By Rachel Puryear
Givers are known for giving, and they generally do so because it makes them feel good. However, they do not like being taken advantage of, any more than anyone else does.
There is a big difference between giving, versus being taken from. Giving is something the giver freely chooses to do, and on their own terms. Takers take advantage of others, and on the taker’s terms.
Some takers might be attracted to givers, figuring that a giver will keep limitlessly providing the taker with whatever the taker wants. Unfortunately, this sometimes works for at least a while – as not all givers are good at asserting their own interests adequately, and many like to please at the expense of their own personal needs and interests. So in such instances, a one-sided relationship forms.
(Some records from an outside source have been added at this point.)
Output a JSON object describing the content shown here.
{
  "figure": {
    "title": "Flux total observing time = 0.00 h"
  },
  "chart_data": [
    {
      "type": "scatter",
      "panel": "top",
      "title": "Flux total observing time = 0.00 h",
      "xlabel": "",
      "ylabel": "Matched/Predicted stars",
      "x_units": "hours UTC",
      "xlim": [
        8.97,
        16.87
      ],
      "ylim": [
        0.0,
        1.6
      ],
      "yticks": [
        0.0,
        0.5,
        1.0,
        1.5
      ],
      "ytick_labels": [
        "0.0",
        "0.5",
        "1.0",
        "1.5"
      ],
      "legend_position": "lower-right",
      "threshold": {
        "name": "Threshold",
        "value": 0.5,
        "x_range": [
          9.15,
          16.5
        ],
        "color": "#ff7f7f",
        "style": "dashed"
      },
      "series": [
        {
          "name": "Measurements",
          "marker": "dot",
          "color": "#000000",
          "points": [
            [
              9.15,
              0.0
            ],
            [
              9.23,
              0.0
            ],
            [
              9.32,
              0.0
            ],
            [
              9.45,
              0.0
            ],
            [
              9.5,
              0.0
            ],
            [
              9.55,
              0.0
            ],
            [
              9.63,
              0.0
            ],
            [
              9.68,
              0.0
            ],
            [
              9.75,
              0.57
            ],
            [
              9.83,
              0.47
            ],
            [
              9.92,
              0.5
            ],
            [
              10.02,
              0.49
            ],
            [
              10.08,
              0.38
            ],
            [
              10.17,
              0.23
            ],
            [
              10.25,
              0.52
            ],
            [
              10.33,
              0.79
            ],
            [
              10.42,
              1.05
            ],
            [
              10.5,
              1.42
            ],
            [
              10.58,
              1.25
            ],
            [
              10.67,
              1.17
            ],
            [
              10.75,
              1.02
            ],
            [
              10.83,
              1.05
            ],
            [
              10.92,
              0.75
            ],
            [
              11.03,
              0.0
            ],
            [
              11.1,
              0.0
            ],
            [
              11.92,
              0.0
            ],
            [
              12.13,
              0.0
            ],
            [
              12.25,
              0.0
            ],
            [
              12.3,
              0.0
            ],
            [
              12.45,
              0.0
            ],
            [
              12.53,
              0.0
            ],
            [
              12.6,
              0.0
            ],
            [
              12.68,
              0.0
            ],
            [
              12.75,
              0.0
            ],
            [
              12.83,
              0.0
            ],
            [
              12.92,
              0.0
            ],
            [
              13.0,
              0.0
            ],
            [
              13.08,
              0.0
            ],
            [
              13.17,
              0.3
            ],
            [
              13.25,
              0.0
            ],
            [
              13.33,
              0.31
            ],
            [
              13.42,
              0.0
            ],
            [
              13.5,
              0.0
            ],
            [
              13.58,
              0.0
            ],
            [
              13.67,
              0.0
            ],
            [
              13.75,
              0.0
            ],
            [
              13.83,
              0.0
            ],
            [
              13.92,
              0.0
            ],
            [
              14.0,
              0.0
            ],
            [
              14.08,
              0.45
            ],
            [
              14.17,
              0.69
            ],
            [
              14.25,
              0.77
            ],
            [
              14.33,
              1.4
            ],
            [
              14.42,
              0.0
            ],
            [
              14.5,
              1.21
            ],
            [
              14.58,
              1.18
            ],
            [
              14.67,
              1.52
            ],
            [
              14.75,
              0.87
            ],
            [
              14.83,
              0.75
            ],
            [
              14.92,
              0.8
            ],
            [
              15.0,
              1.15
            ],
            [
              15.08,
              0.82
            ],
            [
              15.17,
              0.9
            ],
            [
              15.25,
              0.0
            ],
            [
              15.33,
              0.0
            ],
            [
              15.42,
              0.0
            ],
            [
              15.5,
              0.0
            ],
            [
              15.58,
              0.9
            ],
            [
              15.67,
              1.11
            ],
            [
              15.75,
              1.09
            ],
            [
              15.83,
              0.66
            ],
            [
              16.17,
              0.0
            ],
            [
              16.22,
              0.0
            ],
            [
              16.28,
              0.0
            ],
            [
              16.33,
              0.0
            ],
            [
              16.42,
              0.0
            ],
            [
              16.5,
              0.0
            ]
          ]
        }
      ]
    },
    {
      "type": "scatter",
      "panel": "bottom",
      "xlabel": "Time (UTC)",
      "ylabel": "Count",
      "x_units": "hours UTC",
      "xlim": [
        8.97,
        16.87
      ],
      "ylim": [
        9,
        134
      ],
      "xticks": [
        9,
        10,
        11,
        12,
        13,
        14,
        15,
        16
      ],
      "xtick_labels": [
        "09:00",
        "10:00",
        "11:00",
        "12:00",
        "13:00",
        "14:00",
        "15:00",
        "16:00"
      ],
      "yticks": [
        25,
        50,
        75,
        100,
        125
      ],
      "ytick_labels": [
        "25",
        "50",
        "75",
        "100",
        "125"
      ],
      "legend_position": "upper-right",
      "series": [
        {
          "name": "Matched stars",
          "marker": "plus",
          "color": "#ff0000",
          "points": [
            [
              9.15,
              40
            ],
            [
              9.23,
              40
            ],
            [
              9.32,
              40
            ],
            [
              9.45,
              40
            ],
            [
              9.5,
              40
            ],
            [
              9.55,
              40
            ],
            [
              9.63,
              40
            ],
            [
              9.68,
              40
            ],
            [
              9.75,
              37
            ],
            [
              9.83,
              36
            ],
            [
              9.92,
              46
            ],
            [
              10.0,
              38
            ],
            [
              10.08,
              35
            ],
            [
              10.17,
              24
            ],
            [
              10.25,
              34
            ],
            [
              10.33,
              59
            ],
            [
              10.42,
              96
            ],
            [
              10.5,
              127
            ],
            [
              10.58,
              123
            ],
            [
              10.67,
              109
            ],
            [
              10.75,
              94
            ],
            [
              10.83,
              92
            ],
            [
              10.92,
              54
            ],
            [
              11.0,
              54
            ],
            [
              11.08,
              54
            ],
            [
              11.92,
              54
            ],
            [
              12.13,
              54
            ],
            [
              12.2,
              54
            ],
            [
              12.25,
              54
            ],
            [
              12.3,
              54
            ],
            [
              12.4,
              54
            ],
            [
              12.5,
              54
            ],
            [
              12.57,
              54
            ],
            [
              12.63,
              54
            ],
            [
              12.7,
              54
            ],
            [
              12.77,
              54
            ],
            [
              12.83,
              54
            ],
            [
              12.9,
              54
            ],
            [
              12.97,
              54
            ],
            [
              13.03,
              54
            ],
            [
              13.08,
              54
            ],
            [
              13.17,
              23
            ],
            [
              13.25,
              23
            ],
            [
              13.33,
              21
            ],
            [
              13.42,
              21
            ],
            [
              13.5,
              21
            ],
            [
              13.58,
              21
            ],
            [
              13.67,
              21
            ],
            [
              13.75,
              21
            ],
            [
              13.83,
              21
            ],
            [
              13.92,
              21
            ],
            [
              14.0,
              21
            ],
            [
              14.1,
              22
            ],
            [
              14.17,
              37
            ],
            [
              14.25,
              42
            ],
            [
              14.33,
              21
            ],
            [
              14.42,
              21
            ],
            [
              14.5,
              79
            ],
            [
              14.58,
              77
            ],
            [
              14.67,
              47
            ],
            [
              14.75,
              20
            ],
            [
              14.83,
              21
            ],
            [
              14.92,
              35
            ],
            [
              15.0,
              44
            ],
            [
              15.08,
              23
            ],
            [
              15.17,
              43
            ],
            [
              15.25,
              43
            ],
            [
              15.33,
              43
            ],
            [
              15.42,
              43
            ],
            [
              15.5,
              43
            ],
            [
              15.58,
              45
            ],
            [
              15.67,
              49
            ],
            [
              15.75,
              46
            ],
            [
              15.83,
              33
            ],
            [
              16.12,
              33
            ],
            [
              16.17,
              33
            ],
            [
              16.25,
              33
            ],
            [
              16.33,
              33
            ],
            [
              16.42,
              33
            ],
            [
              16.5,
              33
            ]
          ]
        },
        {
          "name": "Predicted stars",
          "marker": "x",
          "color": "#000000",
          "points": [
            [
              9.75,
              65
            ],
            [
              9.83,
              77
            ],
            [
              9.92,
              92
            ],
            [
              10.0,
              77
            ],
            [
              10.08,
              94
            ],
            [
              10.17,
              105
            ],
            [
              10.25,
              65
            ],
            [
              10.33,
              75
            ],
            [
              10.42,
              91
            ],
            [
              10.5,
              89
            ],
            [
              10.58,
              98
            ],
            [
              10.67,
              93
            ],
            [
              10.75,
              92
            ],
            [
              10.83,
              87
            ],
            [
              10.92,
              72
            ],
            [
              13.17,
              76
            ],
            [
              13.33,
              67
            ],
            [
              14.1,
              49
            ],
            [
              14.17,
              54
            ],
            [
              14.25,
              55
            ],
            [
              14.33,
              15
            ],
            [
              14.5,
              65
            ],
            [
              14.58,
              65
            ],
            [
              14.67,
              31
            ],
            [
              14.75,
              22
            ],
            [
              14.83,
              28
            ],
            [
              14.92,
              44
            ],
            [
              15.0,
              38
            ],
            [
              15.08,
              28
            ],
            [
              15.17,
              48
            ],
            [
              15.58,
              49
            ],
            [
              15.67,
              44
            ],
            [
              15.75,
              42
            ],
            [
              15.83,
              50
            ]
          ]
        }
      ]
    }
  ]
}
But eventually, the giver will get tired of the lack of reciprocity, and of constantly being drained – financially, emotionally, physically, and in all other ways. And the giver will usually, and hopefully, move on.
So what gives, the taker might ask (no pun intended)? If the giver likes giving so much, then why would they not stay for long in a relationship where they are expected to give constantly, and have so much demanded of them?
The difference is, there is a totally different feel to having something unwillingly taken from you on someone else’s terms, and where the taker does not also give back; versus freely giving on the giver’s terms, and where the giver also gets something valuable out of it, or at least knows that there is a willingness to give back.
Therefore, because someone is a giver, does not mean that they will be satisfied in a relationship with a taker. And ultimately, the giver will usually become quite miserable with the taker. The giver may endure it for a while – perhaps because they have not yet practiced setting enough boundaries, or because they want to believe that they can help the taker. But eventually, the giver will burn out and acknowledge that they are being used, and they will leave.
If you truly want to impress and take good care of a giver, then do something for them that they may very well not be used to – be a giver to them. No, this doesn’t mean you have to become their servant, which they probably would not go for anyway. But little things count a lot. Do little favors for them here and there, just to let them know that they are appreciated. Pay attention to them. Show them affection, genuine compliments, let them know how you feel about them. It doesn’t necessarily have to cost you anything.
If you truly have a giver with you, and you also reciprocate their giving nature, it will be something amazing. This relationship will be more than the sum of its parts – and more than either of you could create alone. Givers are people who are truly worth your investment of time, effort, and emotional energy.